Jeffrey D. Esko, Ph.D.

Jeffrey D. Esko, Ph.D.

Interviews by: Ann Lin 
Editing: Alexandra Bortnick

1. Where did you attend your undergrad and graduate studies?

I attended the University of Illinois in Urbana-Champaign as an undergrad and the University of Wisconsin in Madison for my PhD, both in Biochemistry. I was a post-doc at UCLA.

2. Could you describe your current job profile?

Awesome, I get to spend most of my time thinking about ideas with very bright graduate students and post-docs. I spend a good part of time writing grants and papers, talking to colleagues, and planning experiments. Administration is one of the less interesting, but necessary, part of my job.

3. How many years have you been at UCSD?

More than eighteen years. I was a professor at University of Alabama at Birmingham (UAB) for thirteen years before my recruitment to UCSD.

4. What made you decide to become a professor?

I was always inclined toward science, even as a kid. I anticipated going to medical school, but didn’t like the competitive, at times cutthroat atmosphere amongst pre-med students. When I took a biochemistry lab at Illinois, the director of the course collared me one day, literally took me out of class and walked me over to a young Assistant Professor’s office who had just started his lab. That began my introduction to academic science, my first desk and lab bench, and my first two publications. I never looked back. I think in general we follow our successes, going through doors that open for you.

5. Apart from the research you conducted, do you feel like anything in particular has helped you to acquire your current position?

Hard work, good ideas, really talented trainees that were equally motivated, and a network of colleagues that I respect and that respect me.

6. Could you list some of the most striking similarities and differences between your postdoc and current position?
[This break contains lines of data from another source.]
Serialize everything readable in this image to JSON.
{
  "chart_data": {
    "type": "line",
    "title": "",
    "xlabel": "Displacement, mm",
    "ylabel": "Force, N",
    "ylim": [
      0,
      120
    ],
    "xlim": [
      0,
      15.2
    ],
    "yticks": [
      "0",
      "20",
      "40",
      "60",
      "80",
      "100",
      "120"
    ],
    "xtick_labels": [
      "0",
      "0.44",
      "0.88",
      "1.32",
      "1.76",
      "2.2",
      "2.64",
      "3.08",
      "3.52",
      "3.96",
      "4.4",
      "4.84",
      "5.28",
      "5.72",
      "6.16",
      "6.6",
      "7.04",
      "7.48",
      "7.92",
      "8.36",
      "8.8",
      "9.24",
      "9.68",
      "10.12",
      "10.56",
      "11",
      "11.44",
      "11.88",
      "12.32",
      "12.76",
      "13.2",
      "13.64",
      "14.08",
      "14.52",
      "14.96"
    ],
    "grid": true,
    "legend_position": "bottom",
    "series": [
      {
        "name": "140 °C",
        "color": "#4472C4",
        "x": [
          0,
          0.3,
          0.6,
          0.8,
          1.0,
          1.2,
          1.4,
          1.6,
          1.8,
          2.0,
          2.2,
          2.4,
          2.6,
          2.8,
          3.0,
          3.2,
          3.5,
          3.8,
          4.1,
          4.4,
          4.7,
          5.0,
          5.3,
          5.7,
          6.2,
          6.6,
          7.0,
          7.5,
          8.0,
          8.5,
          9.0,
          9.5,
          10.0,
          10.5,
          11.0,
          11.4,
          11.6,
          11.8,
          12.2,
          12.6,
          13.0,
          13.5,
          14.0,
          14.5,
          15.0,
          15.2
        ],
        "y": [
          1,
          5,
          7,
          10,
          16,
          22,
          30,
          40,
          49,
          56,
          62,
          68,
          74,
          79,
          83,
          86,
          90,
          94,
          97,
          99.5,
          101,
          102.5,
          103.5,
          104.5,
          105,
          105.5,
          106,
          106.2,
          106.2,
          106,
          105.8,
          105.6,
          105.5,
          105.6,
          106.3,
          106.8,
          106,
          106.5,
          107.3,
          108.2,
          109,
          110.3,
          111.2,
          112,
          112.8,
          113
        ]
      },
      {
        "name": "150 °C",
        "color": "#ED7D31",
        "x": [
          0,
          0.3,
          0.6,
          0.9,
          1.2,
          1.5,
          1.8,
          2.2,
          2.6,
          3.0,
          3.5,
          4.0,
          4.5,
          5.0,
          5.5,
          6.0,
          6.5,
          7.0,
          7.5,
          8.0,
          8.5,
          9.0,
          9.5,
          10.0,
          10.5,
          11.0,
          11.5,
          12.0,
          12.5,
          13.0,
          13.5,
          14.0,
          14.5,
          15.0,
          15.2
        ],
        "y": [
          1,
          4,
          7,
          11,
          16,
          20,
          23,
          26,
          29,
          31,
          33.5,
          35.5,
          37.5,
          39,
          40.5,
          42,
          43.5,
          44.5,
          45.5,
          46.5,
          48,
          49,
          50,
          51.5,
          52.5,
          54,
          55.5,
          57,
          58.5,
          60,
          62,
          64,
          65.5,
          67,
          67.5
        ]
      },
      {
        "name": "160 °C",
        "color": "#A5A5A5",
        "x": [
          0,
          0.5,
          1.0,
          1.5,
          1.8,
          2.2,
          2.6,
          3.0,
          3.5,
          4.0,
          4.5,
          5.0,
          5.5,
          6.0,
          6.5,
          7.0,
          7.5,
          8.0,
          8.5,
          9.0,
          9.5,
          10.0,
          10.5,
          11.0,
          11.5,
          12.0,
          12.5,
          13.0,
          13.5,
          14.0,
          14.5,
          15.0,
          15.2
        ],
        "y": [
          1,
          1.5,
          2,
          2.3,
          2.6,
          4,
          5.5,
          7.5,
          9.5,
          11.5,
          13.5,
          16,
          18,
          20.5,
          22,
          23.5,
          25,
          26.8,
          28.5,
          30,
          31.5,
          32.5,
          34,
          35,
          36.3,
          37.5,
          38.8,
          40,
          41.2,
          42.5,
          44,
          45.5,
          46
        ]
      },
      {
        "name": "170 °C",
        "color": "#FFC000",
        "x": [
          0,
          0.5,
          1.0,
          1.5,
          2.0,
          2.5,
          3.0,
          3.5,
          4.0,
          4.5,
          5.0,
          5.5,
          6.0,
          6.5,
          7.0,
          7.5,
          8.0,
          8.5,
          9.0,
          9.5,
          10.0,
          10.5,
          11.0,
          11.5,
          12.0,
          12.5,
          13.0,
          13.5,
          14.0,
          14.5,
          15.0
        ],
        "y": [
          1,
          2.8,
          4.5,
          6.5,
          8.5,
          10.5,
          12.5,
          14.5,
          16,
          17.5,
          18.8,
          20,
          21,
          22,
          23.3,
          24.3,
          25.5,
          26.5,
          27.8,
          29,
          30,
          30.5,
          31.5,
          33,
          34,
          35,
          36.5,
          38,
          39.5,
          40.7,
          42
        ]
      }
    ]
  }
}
I had an unusual post-doctoral experience; I had a Fellowship at the Molecular Biology Institute at UCLA. I was independent, got my first grants there, and had total control over my small lab and my destiny. Typically, post-docs don’t have as much freedom as I had, but because of my experience I try to create a similar environment in my lab, with the caveat that we have to stay focused and productive in order to remain funded. Another major difference is that as a post-doc you continue to receive encouragement from your mentor(s), whereas as a Professor you usually give more encouragement than you receive.

7. What do you do when you’re teaching or in the lab?

Enjoy the experience. I try to create pictures through words and communicate the joy in my work.

8. What has been the biggest challenge you’ve face in your career and how did you overcome such challenge?

Funding, facing the fact that I am responsible for the well-being and promotion of the people in my lab, and balancing my family life with my work. Work hard, play hard.

9. Do you have any advice for postdocs who want to pursue research in academics or outside of academics?

Follow your instincts, but have realistic expectations. Recognize your strengths and weaknesses emphasize the former and work on the latter. Seek a position that fits your life view. We tend to think that the only worthy job is one in academia, but the reality is that there are many kinds of jobs that draw on the problem solving skills that we develop as students of science and technology.